Au Mexique, la lauréate Cecilia Sanchez, docteur en biologie, aide 400 femmes indigènes de la tribu Zoque à reboiser et gérer équitablement la jungle humide environnante. Et renouer entre autres avec les pratiques et connaissances de la semence Oox ( Brosinum alicastrum), une noix maya (noix-pain), connue depuis des lustres pour ses bienfaits dans l’alimentation des hommes et des animaux.

Guide

Également lauréate 2017, la Portugaise Raquel Gaspar (Ocean Alive) a pour souci de protéger les prairies marines de l’estuaire du Sado, au sud de Lisbonne. Elle engage les femmes du milieu de la pêche, au chômage, dans un programme d’éducation et de sensibilisation, qui leur permet de devenir « guide marin », voire d’exercer la surveillance des lieux.

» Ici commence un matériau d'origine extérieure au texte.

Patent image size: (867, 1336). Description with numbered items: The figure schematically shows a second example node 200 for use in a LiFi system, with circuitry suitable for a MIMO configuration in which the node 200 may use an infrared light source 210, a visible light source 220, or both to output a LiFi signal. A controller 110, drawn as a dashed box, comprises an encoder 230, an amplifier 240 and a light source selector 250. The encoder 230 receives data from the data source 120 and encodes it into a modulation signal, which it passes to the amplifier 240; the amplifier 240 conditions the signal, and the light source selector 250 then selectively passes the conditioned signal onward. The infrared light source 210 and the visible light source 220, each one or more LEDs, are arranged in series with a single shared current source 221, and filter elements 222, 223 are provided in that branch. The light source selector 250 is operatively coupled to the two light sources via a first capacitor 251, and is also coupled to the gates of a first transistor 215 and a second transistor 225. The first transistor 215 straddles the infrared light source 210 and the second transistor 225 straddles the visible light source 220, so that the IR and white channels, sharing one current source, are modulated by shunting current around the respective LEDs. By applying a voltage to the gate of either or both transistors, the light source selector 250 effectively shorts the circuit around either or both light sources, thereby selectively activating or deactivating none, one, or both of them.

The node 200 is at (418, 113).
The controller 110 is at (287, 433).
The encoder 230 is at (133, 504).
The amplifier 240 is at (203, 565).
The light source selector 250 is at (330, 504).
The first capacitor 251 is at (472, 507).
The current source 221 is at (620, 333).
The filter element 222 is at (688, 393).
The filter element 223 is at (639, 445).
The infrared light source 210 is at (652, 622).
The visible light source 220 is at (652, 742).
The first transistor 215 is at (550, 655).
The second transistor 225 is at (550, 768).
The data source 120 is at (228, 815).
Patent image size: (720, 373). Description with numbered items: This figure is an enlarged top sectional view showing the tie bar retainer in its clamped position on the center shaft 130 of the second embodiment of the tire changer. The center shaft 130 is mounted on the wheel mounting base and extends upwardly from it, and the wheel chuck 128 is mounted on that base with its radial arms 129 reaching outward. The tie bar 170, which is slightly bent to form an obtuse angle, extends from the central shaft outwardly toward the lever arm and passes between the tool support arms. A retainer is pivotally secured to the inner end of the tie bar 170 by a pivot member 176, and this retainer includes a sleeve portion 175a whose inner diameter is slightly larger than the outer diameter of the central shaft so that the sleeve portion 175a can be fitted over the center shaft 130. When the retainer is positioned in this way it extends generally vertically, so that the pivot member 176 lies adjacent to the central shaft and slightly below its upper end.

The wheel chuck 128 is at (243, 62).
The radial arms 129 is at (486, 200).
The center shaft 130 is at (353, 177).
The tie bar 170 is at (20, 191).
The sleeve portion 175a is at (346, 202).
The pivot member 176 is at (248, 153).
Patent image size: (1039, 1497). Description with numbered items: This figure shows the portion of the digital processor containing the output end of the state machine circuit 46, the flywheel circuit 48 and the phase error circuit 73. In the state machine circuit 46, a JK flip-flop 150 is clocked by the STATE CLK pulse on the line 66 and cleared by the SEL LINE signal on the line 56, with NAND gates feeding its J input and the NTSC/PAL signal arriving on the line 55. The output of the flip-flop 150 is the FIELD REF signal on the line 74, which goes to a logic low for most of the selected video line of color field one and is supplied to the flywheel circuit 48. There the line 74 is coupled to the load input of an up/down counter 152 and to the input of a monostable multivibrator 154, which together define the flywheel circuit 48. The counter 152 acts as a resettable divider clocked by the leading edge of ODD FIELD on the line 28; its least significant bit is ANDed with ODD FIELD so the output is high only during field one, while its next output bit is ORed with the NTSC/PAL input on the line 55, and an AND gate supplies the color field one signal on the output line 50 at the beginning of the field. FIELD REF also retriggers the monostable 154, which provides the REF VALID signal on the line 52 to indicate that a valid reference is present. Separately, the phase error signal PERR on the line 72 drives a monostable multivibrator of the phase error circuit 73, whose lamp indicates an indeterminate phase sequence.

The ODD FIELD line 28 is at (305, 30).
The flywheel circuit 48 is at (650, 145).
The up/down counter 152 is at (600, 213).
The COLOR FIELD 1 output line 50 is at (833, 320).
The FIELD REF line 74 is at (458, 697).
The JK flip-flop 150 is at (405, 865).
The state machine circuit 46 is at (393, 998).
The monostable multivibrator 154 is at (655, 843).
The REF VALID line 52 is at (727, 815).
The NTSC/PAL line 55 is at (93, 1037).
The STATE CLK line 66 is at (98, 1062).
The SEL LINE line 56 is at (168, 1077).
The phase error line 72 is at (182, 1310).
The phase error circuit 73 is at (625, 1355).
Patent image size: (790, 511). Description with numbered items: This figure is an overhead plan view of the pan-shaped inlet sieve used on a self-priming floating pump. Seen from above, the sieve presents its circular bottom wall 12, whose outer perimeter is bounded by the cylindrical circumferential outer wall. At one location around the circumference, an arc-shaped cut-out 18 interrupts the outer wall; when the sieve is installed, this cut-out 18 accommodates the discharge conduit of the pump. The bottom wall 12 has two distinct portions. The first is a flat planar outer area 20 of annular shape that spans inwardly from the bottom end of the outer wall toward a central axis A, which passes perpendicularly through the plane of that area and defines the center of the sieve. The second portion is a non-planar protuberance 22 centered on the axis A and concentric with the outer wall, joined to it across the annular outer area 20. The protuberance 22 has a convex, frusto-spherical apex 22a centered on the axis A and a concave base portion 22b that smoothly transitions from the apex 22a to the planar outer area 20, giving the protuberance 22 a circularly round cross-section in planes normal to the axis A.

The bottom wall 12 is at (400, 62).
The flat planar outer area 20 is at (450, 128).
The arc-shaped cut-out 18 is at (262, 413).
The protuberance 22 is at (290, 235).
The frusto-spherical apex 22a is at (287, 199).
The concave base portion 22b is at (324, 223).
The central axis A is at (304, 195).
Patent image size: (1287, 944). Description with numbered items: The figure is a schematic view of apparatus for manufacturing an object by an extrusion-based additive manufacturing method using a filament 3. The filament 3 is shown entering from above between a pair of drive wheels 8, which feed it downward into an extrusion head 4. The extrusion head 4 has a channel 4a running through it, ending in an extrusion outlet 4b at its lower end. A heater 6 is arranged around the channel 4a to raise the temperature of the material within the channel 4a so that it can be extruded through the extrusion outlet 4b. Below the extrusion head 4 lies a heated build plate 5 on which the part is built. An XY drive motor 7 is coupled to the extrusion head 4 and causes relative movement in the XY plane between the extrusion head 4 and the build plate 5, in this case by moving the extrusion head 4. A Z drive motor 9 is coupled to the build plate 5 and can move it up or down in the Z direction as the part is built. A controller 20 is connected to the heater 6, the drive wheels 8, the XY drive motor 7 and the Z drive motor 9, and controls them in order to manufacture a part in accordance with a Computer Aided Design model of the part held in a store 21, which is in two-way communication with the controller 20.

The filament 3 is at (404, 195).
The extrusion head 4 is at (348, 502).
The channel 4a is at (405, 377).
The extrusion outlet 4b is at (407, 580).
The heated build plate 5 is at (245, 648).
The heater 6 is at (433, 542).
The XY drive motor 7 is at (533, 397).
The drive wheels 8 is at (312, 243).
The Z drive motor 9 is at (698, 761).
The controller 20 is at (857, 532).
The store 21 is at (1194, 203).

Ainsi en va-t-il des 400 lauréates qui interviennent aujourd’hui pour « Terre de Femmes », dans une cinquantaine de territoires différents. Que nous disent-elles, si ce n’est leur volonté, avec tant d’autres, d’imprégner le monde dévorant de la mondialisation avec leurs valeurs propres, gratuité, don, respect, partage.